Making his feature directing debut, TV commercials vet Angel Gracia maintains a brisk pace and a bright mood, despite some potentially offensive gags that rely on cliches and ethnic stereotypes (the seamstresses who ply their trade in Aunt Aurelia's living room fear every unfamiliar visitor may be an INS agent). And while his touch isn't quite so light when it comes to handling the script's large swaths of sentimentality, Gracia doesn't diminish the amusement quotient even while hard-selling the importance of family ties and ethnic pride.
There's something at once fair-minded and calculated about the division of supporting characters into scoundrels or sympathetic figures. Gabriel (Pablo Cruz), the illegitimate half-brother of Nora and Mary, evicts his sisters from their home largely at the insistence of his Anglo fiancee (April Bowlby), a thoroughgoing bitch. On the other hand, the hunky Hispanic teaching assistant (Kuno Becker) who captures Mary's heart turns out to be even more callous in his cruelty.

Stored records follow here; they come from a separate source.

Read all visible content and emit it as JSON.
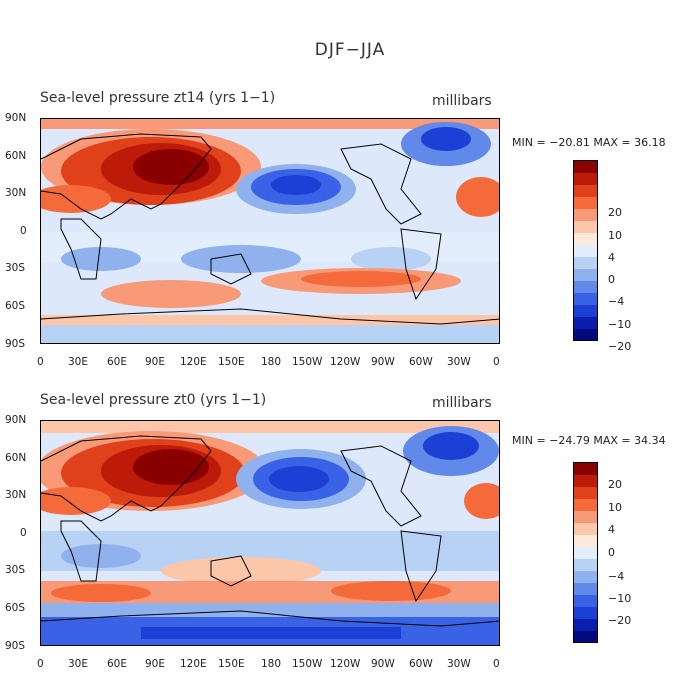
{
  "figure_title": "DJF−JJA",
  "panels": [
    {
      "title": "Sea-level pressure   zt14 (yrs 1−1)",
      "units": "millibars",
      "stats": "MIN = −20.81 MAX =  36.18",
      "colorbar_labels": [
        "20",
        "10",
        "4",
        "0",
        "−4",
        "−10",
        "−20"
      ]
    },
    {
      "title": "Sea-level pressure   zt0 (yrs 1−1)",
      "units": "millibars",
      "stats": "MIN = −24.79 MAX =  34.34",
      "colorbar_labels": [
        "20",
        "10",
        "4",
        "0",
        "−4",
        "−10",
        "−20"
      ]
    }
  ],
  "lat_labels": [
    "90N",
    "60N",
    "30N",
    "0",
    "30S",
    "60S",
    "90S"
  ],
  "lon_labels": [
    "0",
    "30E",
    "60E",
    "90E",
    "120E",
    "150E",
    "180",
    "150W",
    "120W",
    "90W",
    "60W",
    "30W",
    "0"
  ],
  "palette": [
    "#8a0000",
    "#bd1a0a",
    "#e0401a",
    "#f56a3a",
    "#f89a78",
    "#fcc6a8",
    "#fde9da",
    "#e2eefc",
    "#b8d2f5",
    "#8fb1ee",
    "#6189ea",
    "#3a62e6",
    "#1c3fd6",
    "#0a1fb0",
    "#020a80"
  ]
}
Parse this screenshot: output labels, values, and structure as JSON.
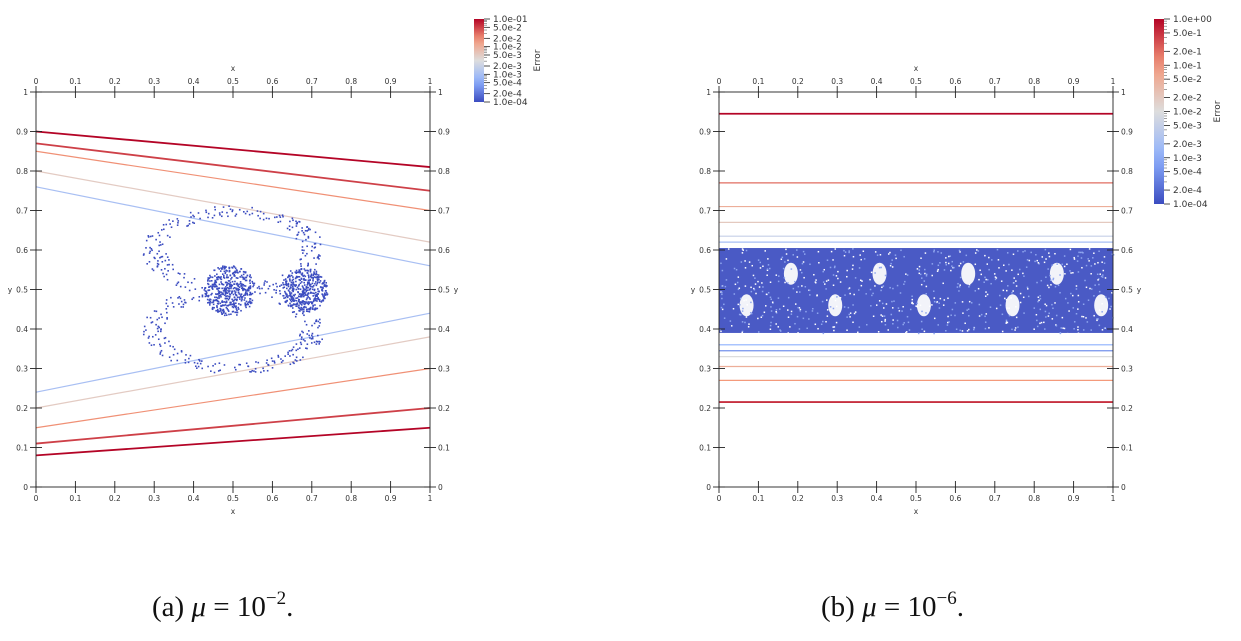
{
  "figure": {
    "panels": [
      {
        "id": "a",
        "caption": {
          "prefix": "(a) ",
          "symbol": "μ",
          "eq": " = 10",
          "exp": "−2",
          "suffix": "."
        },
        "colorbar": {
          "title": "Error",
          "labels": [
            "1.0e-01",
            "5.0e-2",
            "2.0e-2",
            "1.0e-2",
            "5.0e-3",
            "2.0e-3",
            "1.0e-3",
            "5.0e-4",
            "2.0e-4",
            "1.0e-04"
          ]
        }
      },
      {
        "id": "b",
        "caption": {
          "prefix": "(b) ",
          "symbol": "μ",
          "eq": " = 10",
          "exp": "−6",
          "suffix": "."
        },
        "colorbar": {
          "title": "Error",
          "labels": [
            "1.0e+00",
            "5.0e-1",
            "2.0e-1",
            "1.0e-1",
            "5.0e-2",
            "2.0e-2",
            "1.0e-2",
            "5.0e-3",
            "2.0e-3",
            "1.0e-3",
            "5.0e-4",
            "2.0e-4",
            "1.0e-04"
          ]
        }
      }
    ]
  },
  "chart_data": [
    {
      "type": "scatter",
      "title": "",
      "xlabel": "x",
      "ylabel": "y",
      "xlim": [
        0,
        1
      ],
      "ylim": [
        0,
        1
      ],
      "x_ticks": [
        "0",
        "0.1",
        "0.2",
        "0.3",
        "0.4",
        "0.5",
        "0.6",
        "0.7",
        "0.8",
        "0.9",
        "1"
      ],
      "y_ticks": [
        "0",
        "0.1",
        "0.2",
        "0.3",
        "0.4",
        "0.5",
        "0.6",
        "0.7",
        "0.8",
        "0.9",
        "1"
      ],
      "colorbar_range": [
        0.0001,
        0.1
      ],
      "series": [
        {
          "name": "converging trajectory",
          "start": [
            0,
            0.9
          ],
          "end": [
            1,
            0.81
          ],
          "error": 0.1
        },
        {
          "name": "converging trajectory",
          "start": [
            0,
            0.87
          ],
          "end": [
            1,
            0.75
          ],
          "error": 0.05
        },
        {
          "name": "converging trajectory",
          "start": [
            0,
            0.85
          ],
          "end": [
            1,
            0.7
          ],
          "error": 0.02
        },
        {
          "name": "converging trajectory",
          "start": [
            0,
            0.8
          ],
          "end": [
            1,
            0.62
          ],
          "error": 0.005
        },
        {
          "name": "converging trajectory",
          "start": [
            0,
            0.76
          ],
          "end": [
            1,
            0.56
          ],
          "error": 0.001
        },
        {
          "name": "converging trajectory",
          "start": [
            0,
            0.24
          ],
          "end": [
            1,
            0.44
          ],
          "error": 0.001
        },
        {
          "name": "converging trajectory",
          "start": [
            0,
            0.2
          ],
          "end": [
            1,
            0.38
          ],
          "error": 0.005
        },
        {
          "name": "converging trajectory",
          "start": [
            0,
            0.15
          ],
          "end": [
            1,
            0.3
          ],
          "error": 0.02
        },
        {
          "name": "converging trajectory",
          "start": [
            0,
            0.11
          ],
          "end": [
            1,
            0.2
          ],
          "error": 0.05
        },
        {
          "name": "converging trajectory",
          "start": [
            0,
            0.08
          ],
          "end": [
            1,
            0.15
          ],
          "error": 0.1
        },
        {
          "name": "island",
          "center": [
            0.49,
            0.5
          ],
          "radius": [
            0.065,
            0.065
          ],
          "error": 0.0001
        },
        {
          "name": "island",
          "center": [
            0.68,
            0.5
          ],
          "radius": [
            0.06,
            0.055
          ],
          "error": 0.0001
        },
        {
          "name": "separatrix",
          "center": [
            0.5,
            0.6
          ],
          "radius": [
            0.2,
            0.1
          ],
          "error": 0.0001
        },
        {
          "name": "separatrix",
          "center": [
            0.5,
            0.4
          ],
          "radius": [
            0.2,
            0.1
          ],
          "error": 0.0001
        }
      ]
    },
    {
      "type": "scatter",
      "title": "",
      "xlabel": "x",
      "ylabel": "y",
      "xlim": [
        0,
        1
      ],
      "ylim": [
        0,
        1
      ],
      "x_ticks": [
        "0",
        "0.1",
        "0.2",
        "0.3",
        "0.4",
        "0.5",
        "0.6",
        "0.7",
        "0.8",
        "0.9",
        "1"
      ],
      "y_ticks": [
        "0",
        "0.1",
        "0.2",
        "0.3",
        "0.4",
        "0.5",
        "0.6",
        "0.7",
        "0.8",
        "0.9",
        "1"
      ],
      "colorbar_range": [
        0.0001,
        1
      ],
      "series": [
        {
          "name": "horizontal trajectory",
          "y": 0.945,
          "error": 1.0
        },
        {
          "name": "horizontal trajectory",
          "y": 0.77,
          "error": 0.2
        },
        {
          "name": "horizontal trajectory",
          "y": 0.71,
          "error": 0.05
        },
        {
          "name": "horizontal trajectory",
          "y": 0.67,
          "error": 0.02
        },
        {
          "name": "horizontal trajectory",
          "y": 0.635,
          "error": 0.005
        },
        {
          "name": "horizontal trajectory",
          "y": 0.62,
          "error": 0.002
        },
        {
          "name": "horizontal trajectory",
          "y": 0.36,
          "error": 0.001
        },
        {
          "name": "horizontal trajectory",
          "y": 0.345,
          "error": 0.0005
        },
        {
          "name": "horizontal trajectory",
          "y": 0.33,
          "error": 0.01
        },
        {
          "name": "horizontal trajectory",
          "y": 0.305,
          "error": 0.05
        },
        {
          "name": "horizontal trajectory",
          "y": 0.27,
          "error": 0.1
        },
        {
          "name": "horizontal trajectory",
          "y": 0.215,
          "error": 0.5
        },
        {
          "name": "chaotic band",
          "y_range": [
            0.39,
            0.605
          ],
          "error": 0.0001
        }
      ]
    }
  ]
}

Fortunately, Mary finds a more suitable Mr. Right, a street-wise handyman (Wilmer Valderrama) living just across the street from her aunt's East L.A. home. And much like Austen's Elinor Dashwood, Nora manages to overcome a temporary impediment to her own happily-ever-aftering.
Belle is extremely engaging as she plays Nora as a bookish beauty who may be too smart, or at least too careful, for her own good. Vega, all grown up since her appearances in Robert Rodriguez's "Spy Kids" trilogy, is more believable here as a material girl than as a wised-up adult. Still, the give and take between the two leads is credibly and often comically sisterly.
Tech values are fine, although a handful scenes seem distractingly skittish because of Hector Ortega's handheld lensing.